Drivers for Scanners

Today we’re going to talk about drivers for scanners. A driver is a computer program that is in charge of controlling a hardware device. These programs are specific to a specific device, just like an operating system. The objective of drivers is that they can develop applications for users, independent of the hardware device.
Scanners need drivers to function; and for applications such as Athento, which have to communicate with them, these drivers need to be taken into account. Some of the most common drivers include:

The latest version is version 2.0, and offers support for various Unix platforms and various 64-bit platforms. Additionally, TWAIN supports document types like PDF/A, DjVu and JPEG2000. TWAIN is fairly popular because it goes beyond just being a simple driver and is more like a communication protocol (TWAIN uses a driver called Data Source.) TWAIN contains an API that allows developers to construct applications and drivers. It’s also popular among developers because its creators don’t charge for the use of the development API (which is LGPL).
TWAIN will surely continue to dominate the market for drivers for scanners, given that this project is being backed by large businesses like Kofax, Fujitsu, Epson or Hewlett-Packard.
SANE stands for Scanner Access Now Easy.
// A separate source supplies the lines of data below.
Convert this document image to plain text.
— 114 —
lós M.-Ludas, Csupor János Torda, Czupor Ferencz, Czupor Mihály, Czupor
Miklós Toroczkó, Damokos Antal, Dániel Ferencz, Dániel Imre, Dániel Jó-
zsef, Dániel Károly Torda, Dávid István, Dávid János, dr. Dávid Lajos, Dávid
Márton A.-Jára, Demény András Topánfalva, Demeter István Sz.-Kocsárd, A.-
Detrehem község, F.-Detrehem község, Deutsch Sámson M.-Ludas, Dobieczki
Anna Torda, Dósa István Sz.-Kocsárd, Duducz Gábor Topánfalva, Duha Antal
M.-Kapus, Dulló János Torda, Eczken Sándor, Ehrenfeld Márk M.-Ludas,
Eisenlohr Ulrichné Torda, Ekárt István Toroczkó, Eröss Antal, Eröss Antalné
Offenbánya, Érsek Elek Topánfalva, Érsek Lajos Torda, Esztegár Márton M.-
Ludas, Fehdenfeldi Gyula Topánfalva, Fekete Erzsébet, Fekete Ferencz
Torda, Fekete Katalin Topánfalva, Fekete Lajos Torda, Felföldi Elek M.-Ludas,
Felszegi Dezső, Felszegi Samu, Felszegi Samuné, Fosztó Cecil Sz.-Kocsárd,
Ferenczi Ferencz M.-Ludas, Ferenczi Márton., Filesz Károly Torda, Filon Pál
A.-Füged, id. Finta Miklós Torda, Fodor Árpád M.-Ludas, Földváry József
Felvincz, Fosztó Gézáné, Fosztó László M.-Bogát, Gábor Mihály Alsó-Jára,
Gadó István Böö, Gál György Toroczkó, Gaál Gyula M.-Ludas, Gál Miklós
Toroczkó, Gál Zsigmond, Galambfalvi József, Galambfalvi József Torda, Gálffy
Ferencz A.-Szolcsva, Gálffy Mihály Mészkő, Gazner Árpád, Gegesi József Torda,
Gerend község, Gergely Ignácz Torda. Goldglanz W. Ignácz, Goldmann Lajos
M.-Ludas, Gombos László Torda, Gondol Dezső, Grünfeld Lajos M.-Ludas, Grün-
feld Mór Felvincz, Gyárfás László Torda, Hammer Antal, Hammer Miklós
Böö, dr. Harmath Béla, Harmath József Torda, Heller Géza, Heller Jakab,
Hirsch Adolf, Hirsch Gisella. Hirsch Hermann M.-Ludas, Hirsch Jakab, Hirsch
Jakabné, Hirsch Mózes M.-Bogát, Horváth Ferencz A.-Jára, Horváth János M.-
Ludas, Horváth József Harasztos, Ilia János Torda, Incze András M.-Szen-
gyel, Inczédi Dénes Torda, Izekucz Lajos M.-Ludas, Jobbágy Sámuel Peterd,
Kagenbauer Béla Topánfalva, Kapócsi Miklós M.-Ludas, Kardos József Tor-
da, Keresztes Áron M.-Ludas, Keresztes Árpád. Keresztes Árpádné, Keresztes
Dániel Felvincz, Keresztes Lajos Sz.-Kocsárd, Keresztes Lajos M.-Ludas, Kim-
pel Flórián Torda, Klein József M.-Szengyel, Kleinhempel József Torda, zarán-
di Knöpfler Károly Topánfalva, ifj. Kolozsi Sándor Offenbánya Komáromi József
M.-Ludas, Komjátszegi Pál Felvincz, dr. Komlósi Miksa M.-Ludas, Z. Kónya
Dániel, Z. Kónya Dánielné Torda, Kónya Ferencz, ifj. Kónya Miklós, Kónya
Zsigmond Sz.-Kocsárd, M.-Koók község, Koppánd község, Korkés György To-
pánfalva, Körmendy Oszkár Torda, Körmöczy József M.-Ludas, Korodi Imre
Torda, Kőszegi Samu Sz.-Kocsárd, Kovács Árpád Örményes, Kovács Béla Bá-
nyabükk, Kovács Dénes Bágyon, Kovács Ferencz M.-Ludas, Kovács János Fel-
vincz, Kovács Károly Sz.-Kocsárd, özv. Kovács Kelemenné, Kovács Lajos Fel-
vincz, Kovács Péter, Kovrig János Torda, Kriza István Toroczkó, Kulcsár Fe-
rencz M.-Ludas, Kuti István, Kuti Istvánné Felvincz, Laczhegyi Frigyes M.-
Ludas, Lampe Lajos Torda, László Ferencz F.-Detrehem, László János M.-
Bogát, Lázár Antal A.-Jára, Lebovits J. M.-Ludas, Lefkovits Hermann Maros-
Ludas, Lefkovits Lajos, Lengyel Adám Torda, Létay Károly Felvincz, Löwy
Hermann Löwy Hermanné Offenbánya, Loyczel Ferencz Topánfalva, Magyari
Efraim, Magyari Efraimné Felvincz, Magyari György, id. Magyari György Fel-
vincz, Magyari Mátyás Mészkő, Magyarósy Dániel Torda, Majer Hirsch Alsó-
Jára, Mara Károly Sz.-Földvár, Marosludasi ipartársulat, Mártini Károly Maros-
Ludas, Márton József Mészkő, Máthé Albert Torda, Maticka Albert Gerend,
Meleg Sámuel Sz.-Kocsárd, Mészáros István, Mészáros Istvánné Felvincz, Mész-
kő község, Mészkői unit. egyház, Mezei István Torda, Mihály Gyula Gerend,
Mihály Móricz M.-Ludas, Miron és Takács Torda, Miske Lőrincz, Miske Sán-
It was originally developed for Linux/Unix operating systems, although its creators say that, in accordance with the standards they have followed for its development, it should work on any operating system. It’s available under a GNU license and is an API that permits the development of drivers according to devices, instead of having to develop a driver for each pair of device and software. SANE has been created to answer one of TWAIN’s weaknesses: TWAIN doesn’t separate the user interface from the device driver. When we have several scanners linked over a SANE network, you can get access through each console.

ISIS stands for Image and Scanner Interface Specification. This specification belongs to EMS, who you’ll already know for its Documentum product. Many production environments that carry out massive document imaging use ISIS drivers. Although EMC talks about ISIS as an open standard for the control of scanners, the use of the framework for the development of drivers and other computer programs implies having to pay costs which allows them to be catalogued as ISIS drivers. Currently, more than 400 models of scanners function with these drivers, although for drivers for household use, ISIS doesn’t tend to be very popular. According to its owners, ISIS supports advanced functionality at the scanner level (in terms of compression, formats, etc.) and has the advantage of offering functions at the module level. 
Isis Drivers

Windows Imaging Architecture o Windows Imaging Acquisition. This is the platform used to develop drivers for scanners that are going to work in Windows environments. Microsoft’s web site contains an excellent definition of the work of drivers and the development platforms used to build them: “The WIA platform allows applications that work with images or graphics to interact with document imaging hardware and to standardize the interaction among different applications and scanners. This permits all these applications to communicate and interact with scanners without software developers or manufacturers of scanners needing to customize the application or the drivers for each combination of software and device.”
WIA allows us to connect devices to machines which run on Windows and which are recognized automatically; that way, we can have several scanners connected to the same computer. In contrast with ISIS, programmers don’t have to pay to say that the drivers that they develop are WIA.